As with the knife, the standards used to handle the clasp were seriously below those normally accepted.. The glove used to pick up the bra clasp was grimey. In this case there was sufficient DNA for a normal analysis. The major DNA signal unsurprisingly was the victim’s. In addition there were minor signals, including some that were associated with male Y chromosomes.
Stefanoni stated in court that she had identified only two persons from the DNA, Kercher and Sollecito. However in order to identify Sollecito, Stefanoni simply ignored 14 significant peaks in the analysis as ‘stutter’ peaks. This selective interpretation is against the specific recommendation of the DNA commission of the International Society of Forensic Genetics concerning the correct interpretation of mixtures. If these peaks are not ignored then there were 3-5 male minor contributors present in the trace besides the victim, of which one of the haplotypes may correspond to the Y haplotype of Sollecito. Since nobody has ever suggested that a series of men were involved in the murder, the only conclusion that can be drawn is that this is demonstrable contamination.
The only place Sollecito’s DNA was found in the apartment was on a cigarette butt, together with Knox’s. The prosecution tried to argue that ince her DNA was not found on the bra clasp, he must have been in the room. This argument is clearly flawed since many of the places where Sollecito had clearly left his DNA had not been analysed. This includes the door handle, which he had touched when trying to open the door before the postal police arrived, broke the door down and found the body.
In the Florence retrial, the serious criticisms of the procedures carried out, which were identified in the Conti and Vecchiotti report, were not addressed. They were simply ignored.

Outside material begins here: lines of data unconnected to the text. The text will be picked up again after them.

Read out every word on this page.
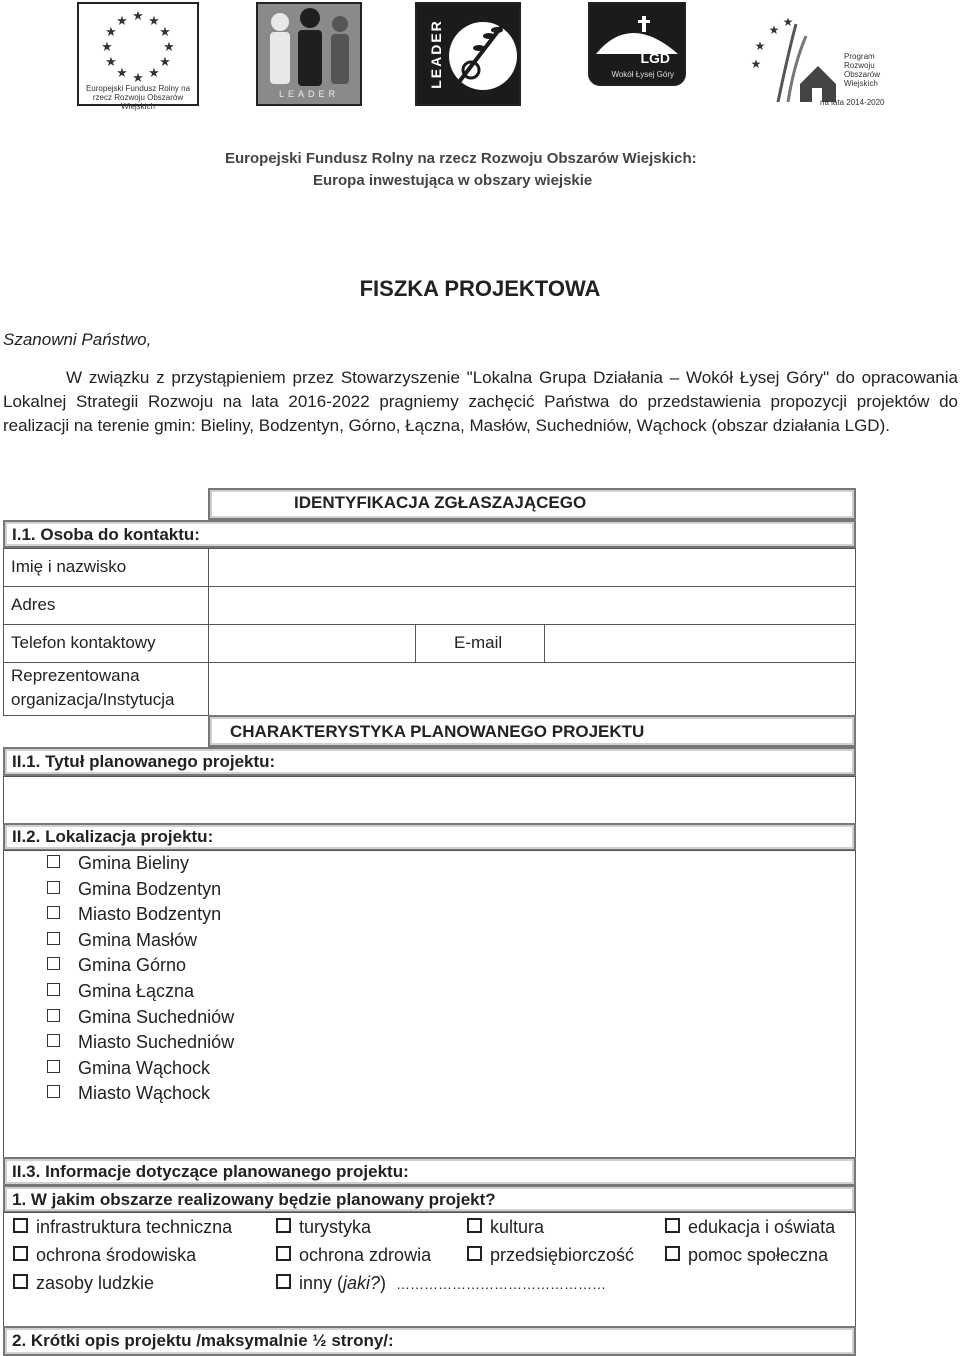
★ ★
★
★
★
★
★
★
★
★
★
★
Europejski Fundusz Rolny na rzecz Rozwoju Obszarów Wiejskich
LEADER
LEADER	LGD
Wokół Łysej Góry
★
★
★
★
Program
Rozwoju
Obszarów
Wiejskich
na lata 2014-2020
Europejski Fundusz Rolny na rzecz Rozwoju Obszarów Wiejskich:
Europa inwestująca w obszary wiejskie
FISZKA PROJEKTOWA
Szanowni Państwo,
W związku z przystąpieniem przez Stowarzyszenie "Lokalna Grupa Działania – Wokół Łysej Góry" do opracowania Lokalnej Strategii Rozwoju na lata 2016-2022 pragniemy zachęcić Państwa do przedstawienia propozycji projektów do realizacji na terenie gmin: Bieliny, Bodzentyn, Górno, Łączna, Masłów, Suchedniów, Wąchock (obszar działania LGD).
IDENTYFIKACJA ZGŁASZAJĄCEGO
I.1. Osoba do kontaktu:
Imię i nazwisko
Adres
Telefon kontaktowy	E-mail
Reprezentowana
organizacja/Instytucja
CHARAKTERYSTYKA PLANOWANEGO PROJEKTU
II.1. Tytuł planowanego projektu:
II.2. Lokalizacja projektu:
Gmina Bieliny
Gmina Bodzentyn
Miasto Bodzentyn
Gmina Masłów
Gmina Górno
Gmina Łączna
Gmina Suchedniów
Miasto Suchedniów
Gmina Wąchock
Miasto Wąchock
II.3. Informacje dotyczące planowanego projektu:
1. W jakim obszarze realizowany będzie planowany projekt?
infrastruktura techniczna	turystyka	kultura	edukacja i oświata
ochrona środowiska	ochrona zdrowia	przedsiębiorczość	pomoc społeczna
zasoby ludzkie	inny (jaki?) ………………………………………
2. Krótki opis projektu /maksymalnie ½ strony/:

The court accepted the view of a prosecution witness and the assertion by the prosecutor that the lab where these analyses had been done are world class and therefore their results must be trusted. No lab anywhere in the world has the right to be considered immune from mistakes. Indeed the best labs are especially keen to document and share with anyone relevant, the steps they take to minimize the chance of contamination.
In this case the Court of Cassation demanded that the defence prove that contamination had occurred. Furthermore, they were asked to do so without full disclosure of the Electronic Data Files. This is a reversal of the natural law of all justice systems, where the accused are considered innocent until proven guilty and have the right to examine and challenge the evidence against them.
Given the very high media attention that this case has attracted throughout western Europe, we are particularly concerned that not only has this gross misuse of DNA forensic science resulted in the wrongful conviction of two young people ersons but that these standards of proof will could be used in the future in courts throughout Europe and N.America to justify other wrongful or doubtful convictions on the grounds that such standards were good enough in the case of Knox and Sollecito.